I recommend other Gordan Ramsay books.
- I would consider myself a fan of Gordon Ramsey, I think his theories on management and what it takes to be a success could be a lesson to all. Also he has led what seems like a fascinating life, rising up from a rough part of Glasgow, dealing with the issues of a broken family and a promising football career ruined by injury. Sadly this book is written in little better than tabloid tidbits for those with a very short attention span. His childhood and motivations that led him to being a world class chef are glossed over and given about 30 pages. His troubled relationship with his father and its impact is mentioned several times in the book but never really elaborated on sufficiently. His early years as a chef are dealt with in about 15 pages and his years in Paris are given even less coverage despite Gordon's belief that they were absolutely central to him becoming the chef he is today. The author seems more interested in making constant references to Gordon's notorious foul mouth and his relationship with the tabloid press. What a shame there are so many more interesting facets to his life that could have been explored here.
- This was a great book. It really gives you insight to his behavior. (which is not bad) It was a page turner, and I finished it in a weekend.
He really had alot of disappointments in life but turned it all around. It gives you inspiration.
If you like Gordon,this is a must read.
- I agree with previous reviewers. This is short attention span writing. It jumps from one topic to another topic without going into depth. It felt like reading People Magazine and not a book.

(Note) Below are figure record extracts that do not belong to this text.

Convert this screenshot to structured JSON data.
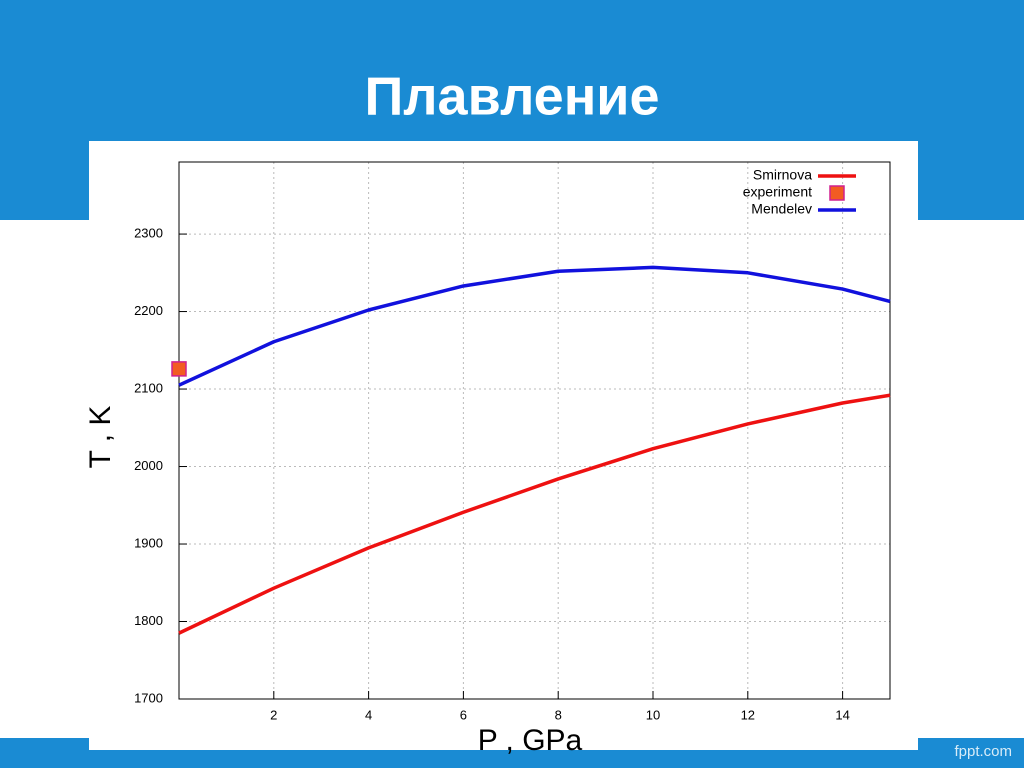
{
  "slide_title": "Плавление",
  "footer": "fppt.com",
  "chart_data": {
    "type": "line",
    "x_label": "P , GPa",
    "y_label": "T , K",
    "xlim": [
      0,
      15
    ],
    "ylim": [
      1700,
      2393
    ],
    "xticks": [
      2,
      4,
      6,
      8,
      10,
      12,
      14
    ],
    "yticks": [
      1700,
      1800,
      1900,
      2000,
      2100,
      2200,
      2300
    ],
    "grid": true,
    "legend": "top-right",
    "series": [
      {
        "name": "Smirnova",
        "color": "#ee1111",
        "mode": "line",
        "x": [
          0,
          2,
          4,
          6,
          8,
          10,
          12,
          14,
          15
        ],
        "values": [
          1785,
          1843,
          1895,
          1941,
          1984,
          2023,
          2055,
          2082,
          2092
        ]
      },
      {
        "name": "experiment",
        "color": "#f25c22",
        "mode": "marker",
        "x": [
          0
        ],
        "values": [
          2126
        ]
      },
      {
        "name": "Mendelev",
        "color": "#1111dd",
        "mode": "line",
        "x": [
          0,
          2,
          4,
          6,
          8,
          10,
          12,
          14,
          15
        ],
        "values": [
          2105,
          2161,
          2202,
          2233,
          2252,
          2257,
          2250,
          2229,
          2213
        ]
      }
    ]
  }
}
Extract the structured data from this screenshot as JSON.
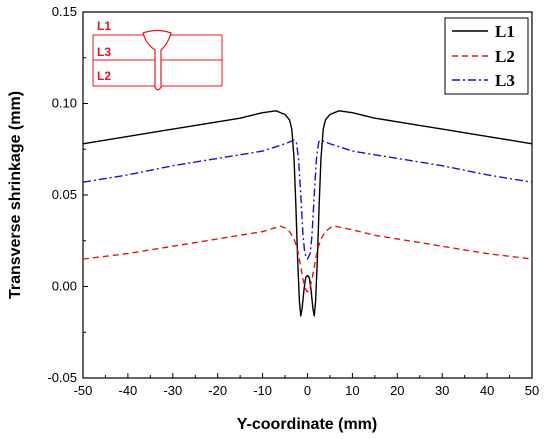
{
  "chart_data": {
    "type": "line",
    "xlabel": "Y-coordinate (mm)",
    "ylabel": "Transverse shrinkage (mm)",
    "xlim": [
      -50,
      50
    ],
    "ylim": [
      -0.05,
      0.15
    ],
    "xticks": [
      -50,
      -40,
      -30,
      -20,
      -10,
      0,
      10,
      20,
      30,
      40,
      50
    ],
    "yticks": [
      -0.05,
      0.0,
      0.05,
      0.1,
      0.15
    ],
    "yticklabels": [
      "-0.05",
      "0.00",
      "0.05",
      "0.10",
      "0.15"
    ],
    "grid": false,
    "legend": "top-right",
    "series": [
      {
        "name": "L1",
        "color": "#000000",
        "dash": "solid",
        "points": [
          [
            -50,
            0.078
          ],
          [
            -40,
            0.082
          ],
          [
            -30,
            0.086
          ],
          [
            -20,
            0.09
          ],
          [
            -15,
            0.092
          ],
          [
            -10,
            0.095
          ],
          [
            -7,
            0.096
          ],
          [
            -5,
            0.094
          ],
          [
            -4,
            0.091
          ],
          [
            -3.5,
            0.086
          ],
          [
            -3,
            0.07
          ],
          [
            -2.6,
            0.045
          ],
          [
            -2.2,
            0.015
          ],
          [
            -1.8,
            -0.008
          ],
          [
            -1.5,
            -0.016
          ],
          [
            -1.2,
            -0.012
          ],
          [
            -0.8,
            -0.002
          ],
          [
            -0.4,
            0.005
          ],
          [
            0,
            0.006
          ],
          [
            0.4,
            0.005
          ],
          [
            0.8,
            -0.002
          ],
          [
            1.2,
            -0.012
          ],
          [
            1.5,
            -0.016
          ],
          [
            1.8,
            -0.008
          ],
          [
            2.2,
            0.015
          ],
          [
            2.6,
            0.045
          ],
          [
            3,
            0.07
          ],
          [
            3.5,
            0.086
          ],
          [
            4,
            0.091
          ],
          [
            5,
            0.094
          ],
          [
            7,
            0.096
          ],
          [
            10,
            0.095
          ],
          [
            15,
            0.092
          ],
          [
            20,
            0.09
          ],
          [
            30,
            0.086
          ],
          [
            40,
            0.082
          ],
          [
            50,
            0.078
          ]
        ]
      },
      {
        "name": "L2",
        "color": "#e8141b",
        "dash": "dashed",
        "points": [
          [
            -50,
            0.015
          ],
          [
            -40,
            0.018
          ],
          [
            -30,
            0.022
          ],
          [
            -20,
            0.026
          ],
          [
            -10,
            0.03
          ],
          [
            -6,
            0.033
          ],
          [
            -5,
            0.032
          ],
          [
            -4,
            0.03
          ],
          [
            -3,
            0.026
          ],
          [
            -2.2,
            0.02
          ],
          [
            -1.6,
            0.012
          ],
          [
            -1,
            0.004
          ],
          [
            -0.5,
            -0.001
          ],
          [
            0,
            -0.003
          ],
          [
            0.5,
            -0.001
          ],
          [
            1,
            0.004
          ],
          [
            1.6,
            0.012
          ],
          [
            2.2,
            0.02
          ],
          [
            3,
            0.026
          ],
          [
            4,
            0.03
          ],
          [
            5,
            0.032
          ],
          [
            6,
            0.033
          ],
          [
            10,
            0.031
          ],
          [
            15,
            0.028
          ],
          [
            20,
            0.026
          ],
          [
            30,
            0.022
          ],
          [
            40,
            0.018
          ],
          [
            50,
            0.015
          ]
        ]
      },
      {
        "name": "L3",
        "color": "#1414d2",
        "dash": "dashdot",
        "points": [
          [
            -50,
            0.057
          ],
          [
            -40,
            0.061
          ],
          [
            -30,
            0.066
          ],
          [
            -20,
            0.07
          ],
          [
            -10,
            0.074
          ],
          [
            -5,
            0.078
          ],
          [
            -3,
            0.08
          ],
          [
            -2.5,
            0.079
          ],
          [
            -2,
            0.07
          ],
          [
            -1.5,
            0.05
          ],
          [
            -1,
            0.028
          ],
          [
            -0.6,
            0.018
          ],
          [
            0,
            0.015
          ],
          [
            0.6,
            0.018
          ],
          [
            1,
            0.028
          ],
          [
            1.5,
            0.05
          ],
          [
            2,
            0.07
          ],
          [
            2.5,
            0.079
          ],
          [
            3,
            0.08
          ],
          [
            5,
            0.078
          ],
          [
            10,
            0.074
          ],
          [
            20,
            0.07
          ],
          [
            30,
            0.066
          ],
          [
            40,
            0.061
          ],
          [
            50,
            0.057
          ]
        ]
      }
    ],
    "inset": {
      "labels": [
        "L1",
        "L3",
        "L2"
      ],
      "line_color": "#e8141b"
    }
  }
}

- If this biography was a dish on one of the episodes of Hell's Kitchen, Chef Ramsay would have told author Neil Simpson to "take off your jacket and leave Hell's Kitchen". I thought the book was poorly written and provided little more than superficial insight into Gordon Ramsay and his meteoric rise to success in the culinary world. Too much of the time the author seemed more interested in trying to justify the boorish behavior that Ramsay is known for as somehow being okay because of Ramsay's passion for food. In addition, the book portrays Ramsay as having an idealized family life that doesn't seem possible given the driven, workaholic nature of Ramsay. I would have prefered a book that provided a more balanced, and yes, more critical look at Ramsay.